City elections staff members are looking for ways to cut back on their work in Edina, one of just a handful of Minnesota cities that hold an election every year.
City Council and mayoral elections in the west-metro suburb are held in even years; in odd years, the Edina school board contracts with the city to run school board elections. As election work has piled up, particularly since the pandemic popularized absentee voting, Edina Assistant City Manager Lisa Schaefer said the three people in the city clerk's office have less time for everything else they have to do.
"Over time, elections have been more difficult to absorb," Schaefer said.
Administering a primary and general election can take up to six months of near-complete focus from city staff members, Schaefer said, from preparing to mail ballots to calibrating voting machines and processing ballots when they return. Heightened security around voting equipment has made everything more time-consuming.
The Edina school district has contracted with the city to run its elections since the 1980s, Schaefer said. It made sense decades ago, she said, but the arrangement has chafed as elections take more time and resources to manage.

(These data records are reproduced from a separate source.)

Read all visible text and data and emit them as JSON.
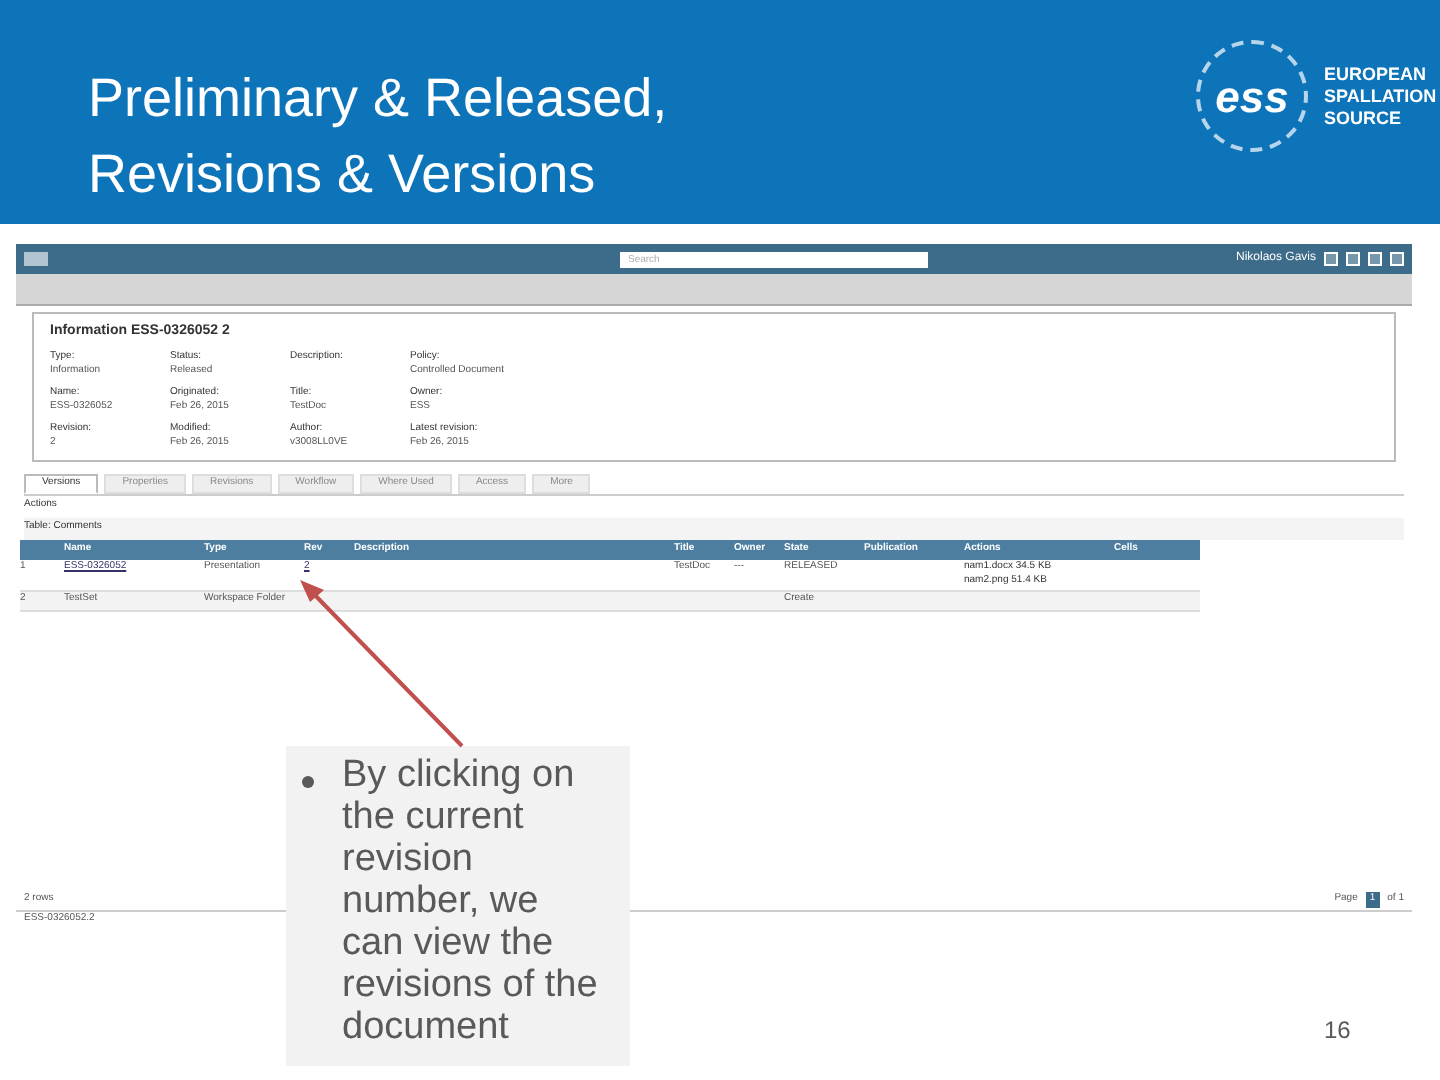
{
  "slide": {
    "title_lines": [
      "Preliminary & Released,",
      "Revisions & Versions"
    ],
    "logo_text": [
      "EUROPEAN",
      "SPALLATION",
      "SOURCE"
    ],
    "logo_mark": "ess",
    "page_number": "16"
  },
  "app": {
    "search": {
      "placeholder": "Search"
    },
    "user": "Nikolaos Gavis",
    "info": {
      "title": "Information ESS-0326052 2",
      "fields": [
        {
          "label": "Type:",
          "value": "Information"
        },
        {
          "label": "Status:",
          "value": "Released"
        },
        {
          "label": "Description:"
        },
        {
          "label": "Policy:",
          "value": "Controlled Document"
        },
        {
          "label": "Name:",
          "value": "ESS-0326052"
        },
        {
          "label": "Originated:",
          "value": "Feb 26, 2015"
        },
        {
          "label": "Title:",
          "value": "TestDoc"
        },
        {
          "label": "Owner:",
          "value": "ESS"
        },
        {
          "label": "Revision:",
          "value": "2"
        },
        {
          "label": "Modified:",
          "value": "Feb 26, 2015"
        },
        {
          "label": "Author:",
          "value": "v3008LL0VE"
        },
        {
          "label": "Latest revision:",
          "value": "Feb 26, 2015"
        }
      ]
    },
    "tabs": [
      {
        "label": "Versions",
        "selected": true
      },
      {
        "label": "Properties",
        "selected": false
      },
      {
        "label": "Revisions",
        "selected": false
      },
      {
        "label": "Workflow",
        "selected": false
      },
      {
        "label": "Where Used",
        "selected": false
      },
      {
        "label": "Access",
        "selected": false
      },
      {
        "label": "More",
        "selected": false
      }
    ],
    "actions_label": "Actions",
    "table_label": "Table: Comments",
    "columns": [
      "Name",
      "Type",
      "Rev",
      "Description",
      "Title",
      "Owner",
      "State",
      "Publication",
      "Actions",
      "Cells"
    ],
    "rows": [
      {
        "index": "1",
        "name": "ESS-0326052",
        "type": "Presentation",
        "rev": "2",
        "title": "TestDoc",
        "owner": "---",
        "state": "RELEASED",
        "files": [
          "nam1.docx 34.5 KB",
          "nam2.png 51.4 KB"
        ],
        "link": true
      },
      {
        "index": "2",
        "name": "TestSet",
        "type": "Workspace Folder",
        "rev": "",
        "title": "",
        "owner": "",
        "state": "Create",
        "files": [],
        "link": false
      }
    ],
    "row_count": "2 rows",
    "footer_item": "ESS-0326052.2",
    "pager": {
      "label": "Page",
      "current": "1",
      "of": "of 1"
    }
  },
  "callout": {
    "text": "By clicking on the current revision number, we can view the revisions of the document"
  }
}
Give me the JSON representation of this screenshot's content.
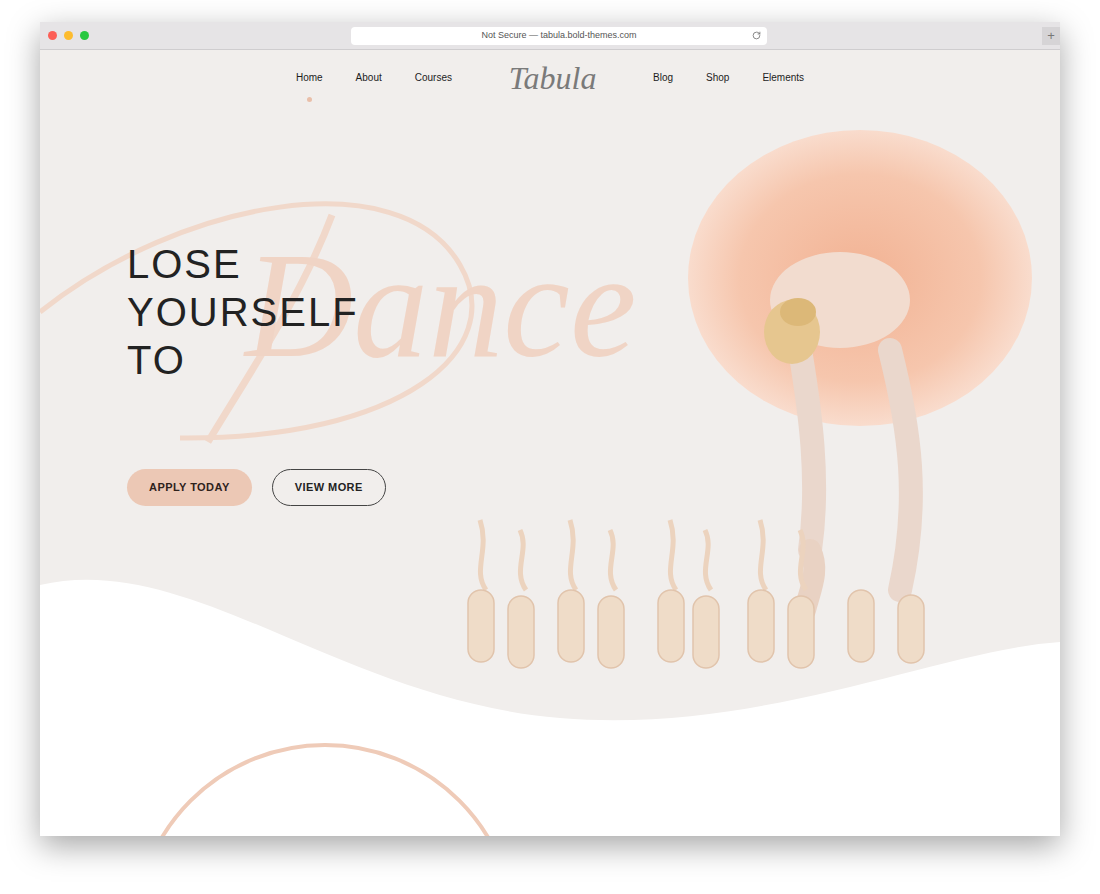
{
  "browser": {
    "address": "Not Secure — tabula.bold-themes.com",
    "new_tab": "+"
  },
  "nav": {
    "left": [
      {
        "label": "Home",
        "selected": true
      },
      {
        "label": "About",
        "selected": false
      },
      {
        "label": "Courses",
        "selected": false
      }
    ],
    "logo": "Tabula",
    "right": [
      {
        "label": "Blog",
        "selected": false
      },
      {
        "label": "Shop",
        "selected": false
      },
      {
        "label": "Elements",
        "selected": false
      }
    ]
  },
  "hero": {
    "heading": [
      "LOSE",
      "YOURSELF",
      "TO"
    ],
    "watermark": "Dance",
    "buttons": [
      {
        "label": "APPLY TODAY",
        "kind": "filled"
      },
      {
        "label": "VIEW MORE",
        "kind": "outline"
      }
    ]
  }
}
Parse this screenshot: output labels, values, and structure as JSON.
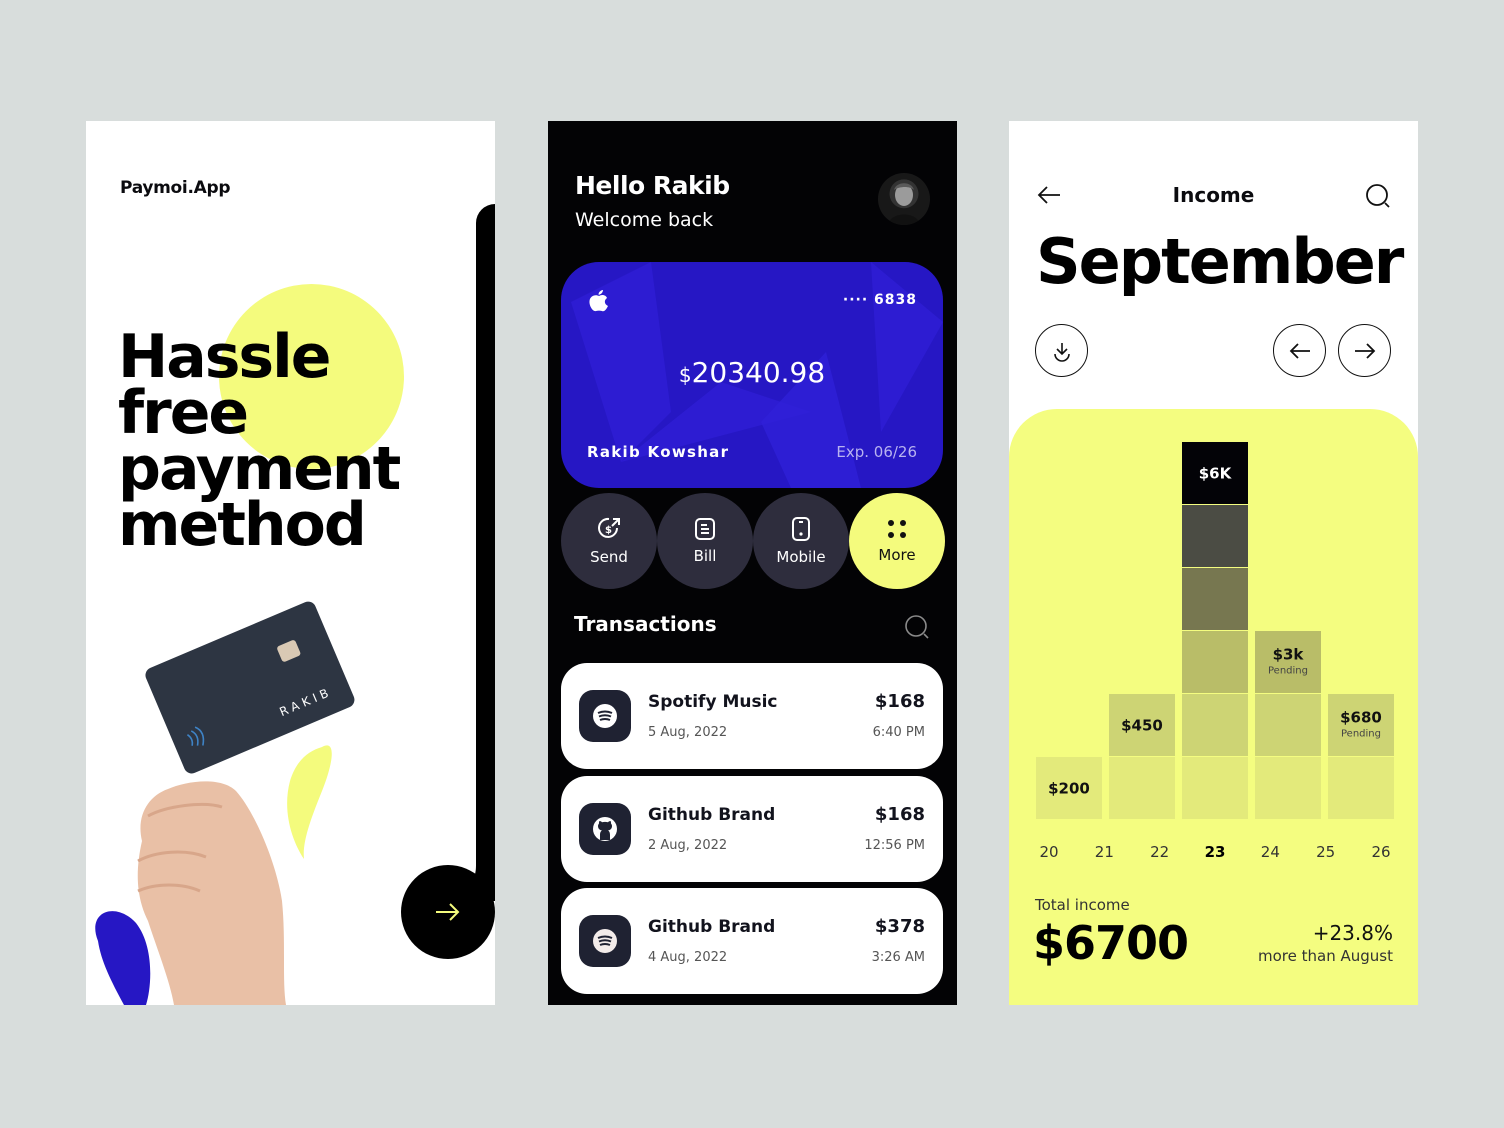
{
  "onboarding": {
    "brand": "Paymoi.App",
    "headline": [
      "Hassle",
      "free",
      "payment",
      "method"
    ],
    "card_name": "RAKIB",
    "next_icon": "arrow-right-icon",
    "colors": {
      "accent_yellow": "#f4fb7d",
      "accent_blue": "#2617c4",
      "dark": "#000000"
    }
  },
  "home": {
    "greeting": "Hello Rakib",
    "subtitle": "Welcome back",
    "card": {
      "brand_icon": "apple-icon",
      "number_masked": "···· 6838",
      "currency": "$",
      "balance": "20340.98",
      "holder": "Rakib Kowshar",
      "expiry": "Exp. 06/26"
    },
    "actions": [
      {
        "label": "Send",
        "icon": "send-money-icon"
      },
      {
        "label": "Bill",
        "icon": "bill-icon"
      },
      {
        "label": "Mobile",
        "icon": "mobile-icon"
      },
      {
        "label": "More",
        "icon": "more-grid-icon"
      }
    ],
    "transactions_title": "Transactions",
    "transactions": [
      {
        "name": "Spotify Music",
        "date": "5 Aug, 2022",
        "amount": "$168",
        "time": "6:40 PM",
        "icon": "spotify-icon"
      },
      {
        "name": "Github Brand",
        "date": "2 Aug, 2022",
        "amount": "$168",
        "time": "12:56 PM",
        "icon": "github-icon"
      },
      {
        "name": "Github Brand",
        "date": "4 Aug, 2022",
        "amount": "$378",
        "time": "3:26 AM",
        "icon": "spotify-icon"
      }
    ]
  },
  "income": {
    "title": "Income",
    "month": "September",
    "total_label": "Total income",
    "total_value": "$6700",
    "delta": "+23.8%",
    "delta_sub": "more than August"
  },
  "chart_data": {
    "type": "bar",
    "title": "Income",
    "x_ticks": [
      "20",
      "21",
      "22",
      "23",
      "24",
      "25",
      "26"
    ],
    "highlighted_tick": "23",
    "bars": [
      {
        "label": "$200",
        "value": 200,
        "levels": 1,
        "status": ""
      },
      {
        "label": "$450",
        "value": 450,
        "levels": 2,
        "status": ""
      },
      {
        "label": "$6K",
        "value": 6000,
        "levels": 6,
        "status": ""
      },
      {
        "label": "$3k",
        "value": 3000,
        "levels": 3,
        "status": "Pending"
      },
      {
        "label": "$680",
        "value": 680,
        "levels": 2,
        "status": "Pending"
      }
    ],
    "level_colors": [
      "#e3ea7b",
      "#cdd474",
      "#b9bd68",
      "#777750",
      "#4b4c44",
      "#030307"
    ],
    "background": "#f4fd80"
  }
}
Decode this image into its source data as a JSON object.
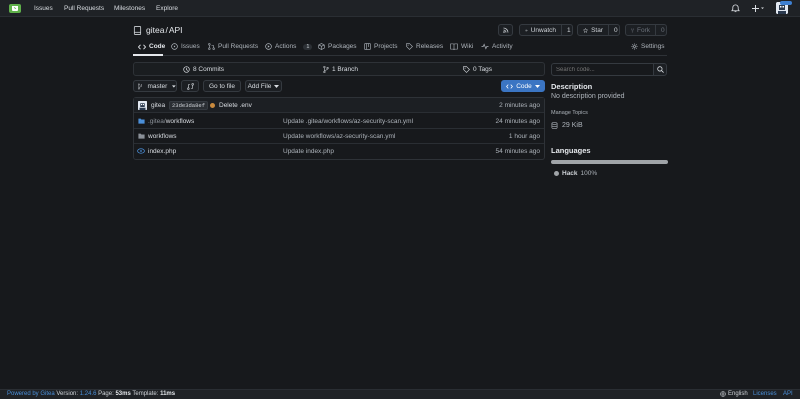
{
  "nav": {
    "items": [
      "Issues",
      "Pull Requests",
      "Milestones",
      "Explore"
    ],
    "notification_icon": "bell-icon",
    "create_icon": "plus-icon"
  },
  "repo": {
    "owner": "gitea",
    "separator": "/",
    "name": "API",
    "rss_icon": "rss-icon",
    "watch_label": "Unwatch",
    "watch_count": "1",
    "star_label": "Star",
    "star_count": "0",
    "fork_label": "Fork",
    "fork_count": "0"
  },
  "tabs": [
    {
      "label": "Code",
      "icon": "code-icon"
    },
    {
      "label": "Issues",
      "icon": "issue-icon"
    },
    {
      "label": "Pull Requests",
      "icon": "pull-request-icon"
    },
    {
      "label": "Actions",
      "icon": "play-icon",
      "count": "1"
    },
    {
      "label": "Packages",
      "icon": "package-icon"
    },
    {
      "label": "Projects",
      "icon": "project-icon"
    },
    {
      "label": "Releases",
      "icon": "tag-icon"
    },
    {
      "label": "Wiki",
      "icon": "book-icon"
    },
    {
      "label": "Activity",
      "icon": "pulse-icon"
    },
    {
      "label": "Settings",
      "icon": "gear-icon"
    }
  ],
  "stats": {
    "commits": "8 Commits",
    "branches": "1 Branch",
    "tags": "0 Tags"
  },
  "toolbar": {
    "branch": "master",
    "go_to_file": "Go to file",
    "add_file": "Add File",
    "code": "Code"
  },
  "latest_commit": {
    "author": "gitea",
    "sha": "23de3da8ef",
    "message": "Delete .env",
    "time": "2 minutes ago"
  },
  "files": [
    {
      "name_prefix": ".gitea/",
      "name": "workflows",
      "commit": "Update .gitea/workflows/az-security-scan.yml",
      "time": "24 minutes ago"
    },
    {
      "name_prefix": "",
      "name": "workflows",
      "commit": "Update workflows/az-security-scan.yml",
      "time": "1 hour ago"
    },
    {
      "name_prefix": "",
      "name": "index.php",
      "commit": "Update index.php",
      "time": "54 minutes ago"
    }
  ],
  "sidebar": {
    "search_placeholder": "Search code...",
    "description_title": "Description",
    "description": "No description provided",
    "manage_topics": "Manage Topics",
    "size": "29 KiB",
    "languages_title": "Languages",
    "language": "Hack",
    "language_percent": "100%",
    "language_color": "#a0a4a8"
  },
  "footer": {
    "powered_by": "Powered by Gitea",
    "version_label": "Version:",
    "version": "1.24.6",
    "page_label": "Page:",
    "page_time": "53ms",
    "template_label": "Template:",
    "template_time": "11ms",
    "language": "English",
    "licenses": "Licenses",
    "api": "API"
  }
}
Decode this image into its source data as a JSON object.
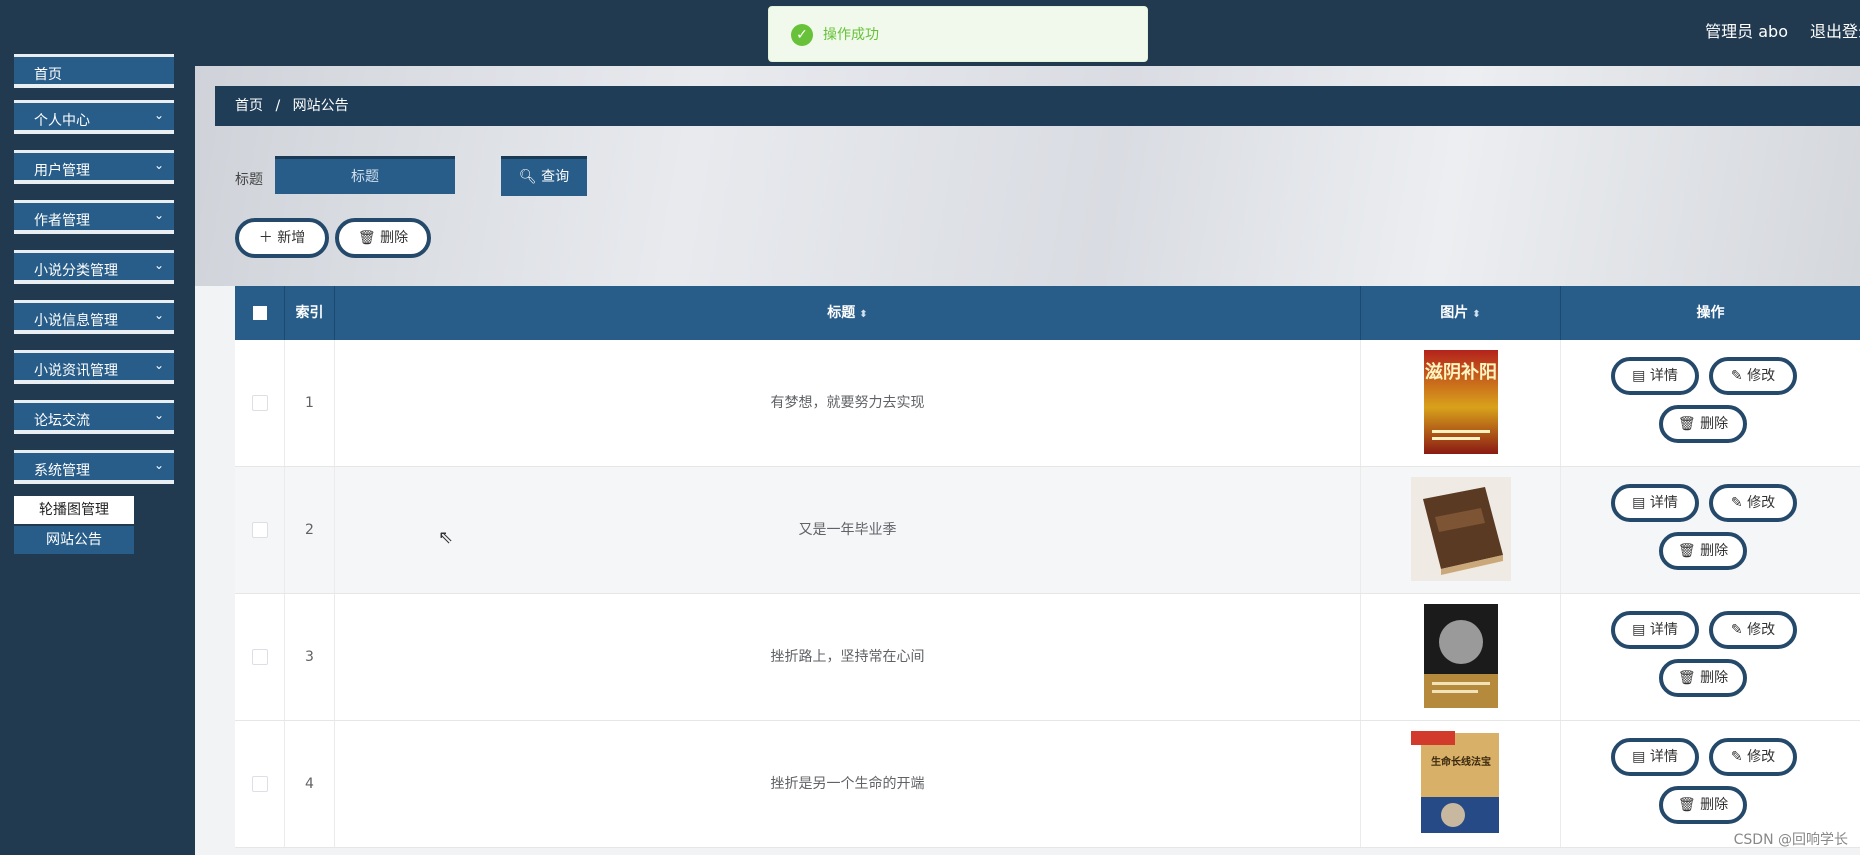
{
  "header": {
    "user_label": "管理员 abo",
    "logout_label": "退出登录",
    "toast_message": "操作成功"
  },
  "sidebar": {
    "top_item": "首页",
    "items": [
      {
        "label": "个人中心"
      },
      {
        "label": "用户管理"
      },
      {
        "label": "作者管理"
      },
      {
        "label": "小说分类管理"
      },
      {
        "label": "小说信息管理"
      },
      {
        "label": "小说资讯管理"
      },
      {
        "label": "论坛交流"
      },
      {
        "label": "系统管理"
      }
    ],
    "subitems": [
      {
        "label": "轮播图管理",
        "active": false
      },
      {
        "label": "网站公告",
        "active": true
      }
    ]
  },
  "breadcrumb": {
    "home": "首页",
    "separator": "/",
    "current": "网站公告"
  },
  "search": {
    "label": "标题",
    "placeholder": "标题",
    "button_label": "查询"
  },
  "toolbar": {
    "add_label": "新增",
    "delete_label": "删除"
  },
  "table": {
    "headers": {
      "index": "索引",
      "title": "标题",
      "image": "图片",
      "action": "操作"
    },
    "rows": [
      {
        "index": "1",
        "title": "有梦想，就要努力去实现",
        "cover_text": "滋阴补阳"
      },
      {
        "index": "2",
        "title": "又是一年毕业季",
        "cover_text": ""
      },
      {
        "index": "3",
        "title": "挫折路上，坚持常在心间",
        "cover_text": ""
      },
      {
        "index": "4",
        "title": "挫折是另一个生命的开端",
        "cover_text": "生命长线法宝"
      }
    ],
    "row_actions": {
      "detail": "详情",
      "edit": "修改",
      "delete": "删除"
    }
  },
  "watermark": "CSDN @回响学长",
  "colors": {
    "header_bg": "#213a50",
    "primary": "#285d8a",
    "pill_border": "#24496a",
    "success": "#67c23a"
  }
}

The school district gets billed for city staff time and other easily measured costs. But Schaefer said it's hard to account for the costs of office space, staff burnout and tasks that don't get done during election season, such as council business, responding to data requests and managing city records.
The contract caps the bill at $150,000, which Schaefer said was easily exceeded during the 2021 election.
Most Minnesota cities and school districts align their elections, so election workers run one primary and one general election every other year. According to the Secretary of State's office, only about one in every 10 cities and school districts have misaligned election years.